The monthly tours will be similar to one Wednesday in which 14 U.S. soldiers were taken to several points of interest in Pyongtaek, a city in west-central South Korea.

The troops stopped at a Buddhist temple, a Korean restaurant, an agricultural exhibition center and a seaport, said Yu Pom-pong, community relations officer for the Army’s Area III Support Activity at Camp Humphreys, a helicopter base.

“The newcomers do not know where to go and what there is in Pyongtaek City,” Yu said of why the program was started. “Once they are assigned to Camp Humphreys, they can feel a lot [more] comfortable to go out and explore Korean culture and see the Korean people.”

Wednesday’s tour was co-sponsored by Pyongtaek City and the People To People Korea’s Pyongtaek chapter, both of which also will sponsor the future tours, he said.

Most of the soldiers on Wednesday’s tour arrived in South Korea within the past two months, Yu said; one had arrived just two days before the tour.

Wednesday’s first stop, Yu said, was a 90-minute visit to Mangi-sa, a Buddhist temple in northern Pyongtaek’s Jinwi-myon area.
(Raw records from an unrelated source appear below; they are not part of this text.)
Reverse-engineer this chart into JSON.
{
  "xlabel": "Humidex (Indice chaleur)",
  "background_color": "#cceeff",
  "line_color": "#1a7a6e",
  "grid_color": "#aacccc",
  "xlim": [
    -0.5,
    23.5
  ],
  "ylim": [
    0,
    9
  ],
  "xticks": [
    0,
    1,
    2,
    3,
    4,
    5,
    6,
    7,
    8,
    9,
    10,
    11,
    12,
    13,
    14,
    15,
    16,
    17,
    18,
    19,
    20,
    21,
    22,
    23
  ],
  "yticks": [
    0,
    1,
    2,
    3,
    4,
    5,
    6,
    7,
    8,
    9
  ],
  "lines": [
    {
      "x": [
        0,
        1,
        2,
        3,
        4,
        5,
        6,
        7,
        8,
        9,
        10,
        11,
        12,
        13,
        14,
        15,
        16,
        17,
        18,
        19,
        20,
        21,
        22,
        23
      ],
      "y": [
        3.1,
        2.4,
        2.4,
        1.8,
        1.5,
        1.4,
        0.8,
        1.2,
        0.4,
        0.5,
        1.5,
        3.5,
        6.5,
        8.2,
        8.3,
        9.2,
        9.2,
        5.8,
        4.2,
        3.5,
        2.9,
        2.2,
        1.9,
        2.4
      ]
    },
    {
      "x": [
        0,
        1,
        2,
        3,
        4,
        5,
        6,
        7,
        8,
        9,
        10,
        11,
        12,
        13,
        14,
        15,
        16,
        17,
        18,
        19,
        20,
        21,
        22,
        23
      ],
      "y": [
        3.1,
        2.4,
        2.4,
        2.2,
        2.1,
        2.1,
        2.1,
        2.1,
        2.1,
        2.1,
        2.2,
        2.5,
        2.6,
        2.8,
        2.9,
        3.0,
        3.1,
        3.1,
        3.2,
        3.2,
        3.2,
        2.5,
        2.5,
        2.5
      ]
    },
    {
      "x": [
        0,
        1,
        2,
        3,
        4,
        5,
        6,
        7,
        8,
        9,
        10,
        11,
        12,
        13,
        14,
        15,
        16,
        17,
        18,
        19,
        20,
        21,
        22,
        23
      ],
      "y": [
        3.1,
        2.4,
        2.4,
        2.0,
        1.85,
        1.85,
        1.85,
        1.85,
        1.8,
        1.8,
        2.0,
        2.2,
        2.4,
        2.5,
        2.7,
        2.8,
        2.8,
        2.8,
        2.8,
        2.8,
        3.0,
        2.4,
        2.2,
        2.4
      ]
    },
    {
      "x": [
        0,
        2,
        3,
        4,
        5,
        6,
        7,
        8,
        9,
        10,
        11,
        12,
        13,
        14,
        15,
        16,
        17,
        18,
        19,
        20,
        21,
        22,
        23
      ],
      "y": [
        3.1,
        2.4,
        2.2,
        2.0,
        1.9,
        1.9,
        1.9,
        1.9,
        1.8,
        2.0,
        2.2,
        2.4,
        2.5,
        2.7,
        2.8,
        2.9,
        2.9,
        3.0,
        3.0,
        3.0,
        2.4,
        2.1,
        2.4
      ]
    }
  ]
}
Soldiers walked the grounds and a guide explained the temple’s history.

Then came a restaurant, Yu said, in which troops ate a popular beef dish called bulgogi, rice and various side dishes.

During about an hour at the Pyongtaek City Agricultural Technology and Extension Center, they saw exhibits related to the history of farming in Pyongtaek.
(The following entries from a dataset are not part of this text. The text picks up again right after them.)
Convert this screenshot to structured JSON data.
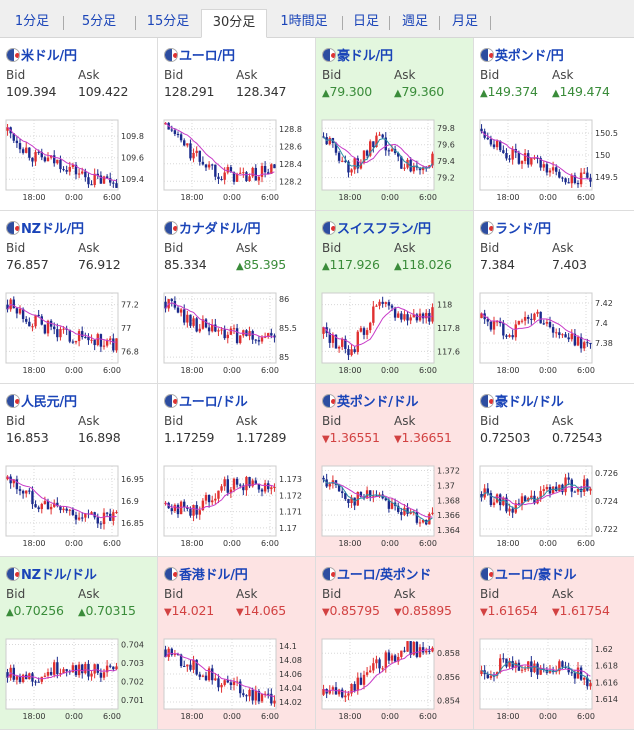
{
  "tabs": [
    {
      "label": "1分足",
      "active": false
    },
    {
      "label": "5分足",
      "active": false
    },
    {
      "label": "15分足",
      "active": false
    },
    {
      "label": "30分足",
      "active": true
    },
    {
      "label": "1時間足",
      "active": false
    },
    {
      "label": "日足",
      "active": false
    },
    {
      "label": "週足",
      "active": false
    },
    {
      "label": "月足",
      "active": false
    }
  ],
  "labels": {
    "bid": "Bid",
    "ask": "Ask"
  },
  "colors": {
    "up_text": "#3a8c3a",
    "down_text": "#d24242",
    "link": "#1a44b8",
    "bull_candle": "#e03030",
    "bear_candle": "#1a2a8c",
    "ma_line": "#c83cc8"
  },
  "x_ticks": [
    "18:00",
    "0:00",
    "6:00"
  ],
  "cards": [
    {
      "name": "米ドル/円",
      "flag": "usd-jpy-flag-icon",
      "state": "neutral",
      "bid": "109.394",
      "ask": "109.422",
      "bid_dir": "",
      "ask_dir": "",
      "y_ticks": [
        "109.8",
        "109.6",
        "109.4"
      ],
      "ylim": [
        109.3,
        109.95
      ],
      "trend": [
        109.85,
        109.6,
        109.55,
        109.4,
        109.38
      ],
      "ma2": false
    },
    {
      "name": "ユーロ/円",
      "flag": "eur-jpy-flag-icon",
      "state": "neutral",
      "bid": "128.291",
      "ask": "128.347",
      "bid_dir": "",
      "ask_dir": "",
      "y_ticks": [
        "128.8",
        "128.6",
        "128.4",
        "128.2"
      ],
      "ylim": [
        128.1,
        128.9
      ],
      "trend": [
        128.85,
        128.5,
        128.3,
        128.25,
        128.35
      ],
      "ma2": false
    },
    {
      "name": "豪ドル/円",
      "flag": "aud-jpy-flag-icon",
      "state": "up",
      "bid": "79.300",
      "ask": "79.360",
      "bid_dir": "▲",
      "ask_dir": "▲",
      "y_ticks": [
        "79.8",
        "79.6",
        "79.4",
        "79.2"
      ],
      "ylim": [
        79.05,
        79.9
      ],
      "trend": [
        79.7,
        79.3,
        79.65,
        79.35,
        79.4
      ],
      "ma2": true
    },
    {
      "name": "英ポンド/円",
      "flag": "gbp-jpy-flag-icon",
      "state": "neutral",
      "bid": "149.374",
      "ask": "149.474",
      "bid_dir": "▲",
      "ask_dir": "▲",
      "y_ticks": [
        "150.5",
        "150",
        "149.5"
      ],
      "ylim": [
        149.2,
        150.8
      ],
      "trend": [
        150.6,
        150.0,
        149.8,
        149.5,
        149.4
      ],
      "ma2": false
    },
    {
      "name": "NZドル/円",
      "flag": "nzd-jpy-flag-icon",
      "state": "neutral",
      "bid": "76.857",
      "ask": "76.912",
      "bid_dir": "",
      "ask_dir": "",
      "y_ticks": [
        "77.2",
        "77",
        "76.8"
      ],
      "ylim": [
        76.7,
        77.3
      ],
      "trend": [
        77.2,
        77.05,
        76.95,
        76.9,
        76.85
      ],
      "ma2": false
    },
    {
      "name": "カナダドル/円",
      "flag": "cad-jpy-flag-icon",
      "state": "neutral",
      "bid": "85.334",
      "ask": "85.395",
      "bid_dir": "",
      "ask_dir": "▲",
      "y_ticks": [
        "86",
        "85.5",
        "85"
      ],
      "ylim": [
        84.9,
        86.1
      ],
      "trend": [
        85.95,
        85.6,
        85.4,
        85.35,
        85.35
      ],
      "ma2": false
    },
    {
      "name": "スイスフラン/円",
      "flag": "chf-jpy-flag-icon",
      "state": "up",
      "bid": "117.926",
      "ask": "118.026",
      "bid_dir": "▲",
      "ask_dir": "▲",
      "y_ticks": [
        "118",
        "117.8",
        "117.6"
      ],
      "ylim": [
        117.5,
        118.1
      ],
      "trend": [
        117.75,
        117.6,
        118.0,
        117.9,
        117.92
      ],
      "ma2": false
    },
    {
      "name": "ランド/円",
      "flag": "zar-jpy-flag-icon",
      "state": "neutral",
      "bid": "7.384",
      "ask": "7.403",
      "bid_dir": "",
      "ask_dir": "",
      "y_ticks": [
        "7.42",
        "7.4",
        "7.38"
      ],
      "ylim": [
        7.36,
        7.43
      ],
      "trend": [
        7.405,
        7.39,
        7.41,
        7.385,
        7.38
      ],
      "ma2": false
    },
    {
      "name": "人民元/円",
      "flag": "cny-jpy-flag-icon",
      "state": "neutral",
      "bid": "16.853",
      "ask": "16.898",
      "bid_dir": "",
      "ask_dir": "",
      "y_ticks": [
        "16.95",
        "16.9",
        "16.85"
      ],
      "ylim": [
        16.82,
        16.98
      ],
      "trend": [
        16.95,
        16.9,
        16.88,
        16.86,
        16.86
      ],
      "ma2": false
    },
    {
      "name": "ユーロ/ドル",
      "flag": "eur-usd-flag-icon",
      "state": "neutral",
      "bid": "1.17259",
      "ask": "1.17289",
      "bid_dir": "",
      "ask_dir": "",
      "y_ticks": [
        "1.173",
        "1.172",
        "1.171",
        "1.17"
      ],
      "ylim": [
        1.1695,
        1.1738
      ],
      "trend": [
        1.1715,
        1.171,
        1.1725,
        1.1728,
        1.1726
      ],
      "ma2": false
    },
    {
      "name": "英ポンド/ドル",
      "flag": "gbp-usd-flag-icon",
      "state": "down",
      "bid": "1.36551",
      "ask": "1.36651",
      "bid_dir": "▼",
      "ask_dir": "▼",
      "y_ticks": [
        "1.372",
        "1.37",
        "1.368",
        "1.366",
        "1.364"
      ],
      "ylim": [
        1.3632,
        1.3726
      ],
      "trend": [
        1.371,
        1.368,
        1.369,
        1.366,
        1.3655
      ],
      "ma2": true
    },
    {
      "name": "豪ドル/ドル",
      "flag": "aud-usd-flag-icon",
      "state": "neutral",
      "bid": "0.72503",
      "ask": "0.72543",
      "bid_dir": "",
      "ask_dir": "",
      "y_ticks": [
        "0.726",
        "0.724",
        "0.722"
      ],
      "ylim": [
        0.7215,
        0.7265
      ],
      "trend": [
        0.7245,
        0.7235,
        0.7242,
        0.7252,
        0.725
      ],
      "ma2": true
    },
    {
      "name": "NZドル/ドル",
      "flag": "nzd-usd-flag-icon",
      "state": "up",
      "bid": "0.70256",
      "ask": "0.70315",
      "bid_dir": "▲",
      "ask_dir": "▲",
      "y_ticks": [
        "0.704",
        "0.703",
        "0.702",
        "0.701"
      ],
      "ylim": [
        0.7005,
        0.7043
      ],
      "trend": [
        0.7025,
        0.7022,
        0.7028,
        0.7026,
        0.7025
      ],
      "ma2": false
    },
    {
      "name": "香港ドル/円",
      "flag": "hkd-jpy-flag-icon",
      "state": "down",
      "bid": "14.021",
      "ask": "14.065",
      "bid_dir": "▼",
      "ask_dir": "▼",
      "y_ticks": [
        "14.1",
        "14.08",
        "14.06",
        "14.04",
        "14.02"
      ],
      "ylim": [
        14.01,
        14.11
      ],
      "trend": [
        14.095,
        14.07,
        14.05,
        14.035,
        14.025
      ],
      "ma2": false
    },
    {
      "name": "ユーロ/英ポンド",
      "flag": "eur-gbp-flag-icon",
      "state": "down",
      "bid": "0.85795",
      "ask": "0.85895",
      "bid_dir": "▼",
      "ask_dir": "▼",
      "y_ticks": [
        "0.858",
        "0.856",
        "0.854"
      ],
      "ylim": [
        0.8533,
        0.8592
      ],
      "trend": [
        0.8545,
        0.855,
        0.857,
        0.8585,
        0.858
      ],
      "ma2": false
    },
    {
      "name": "ユーロ/豪ドル",
      "flag": "eur-aud-flag-icon",
      "state": "down",
      "bid": "1.61654",
      "ask": "1.61754",
      "bid_dir": "▼",
      "ask_dir": "▼",
      "y_ticks": [
        "1.62",
        "1.618",
        "1.616",
        "1.614"
      ],
      "ylim": [
        1.6128,
        1.6212
      ],
      "trend": [
        1.617,
        1.6185,
        1.6175,
        1.6182,
        1.6162
      ],
      "ma2": true
    }
  ]
}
At Pyongtaek Port, on South Korea’s west coast, the soldiers and their hosts boarded a boat that cruised the port for about 40 minutes. A guide outlined the port’s history and talked of what Korean economists see as an increasingly important national role for the port in coming years, Yu said.

“I’ve been here about four months and that was my first time seeing any of those places,” said Army Pfc. Veronica Durant, 18. She arrived in South Korea in December for her first duty station after training. She’s assigned to the Area III Support Activity’s Headquarters and Headquarters Company.

“And it was very interesting learning about the culture and about the way they are here,” she said. The tours “would really benefit new people that come here ... I think most people don’t really understand or think much about it.”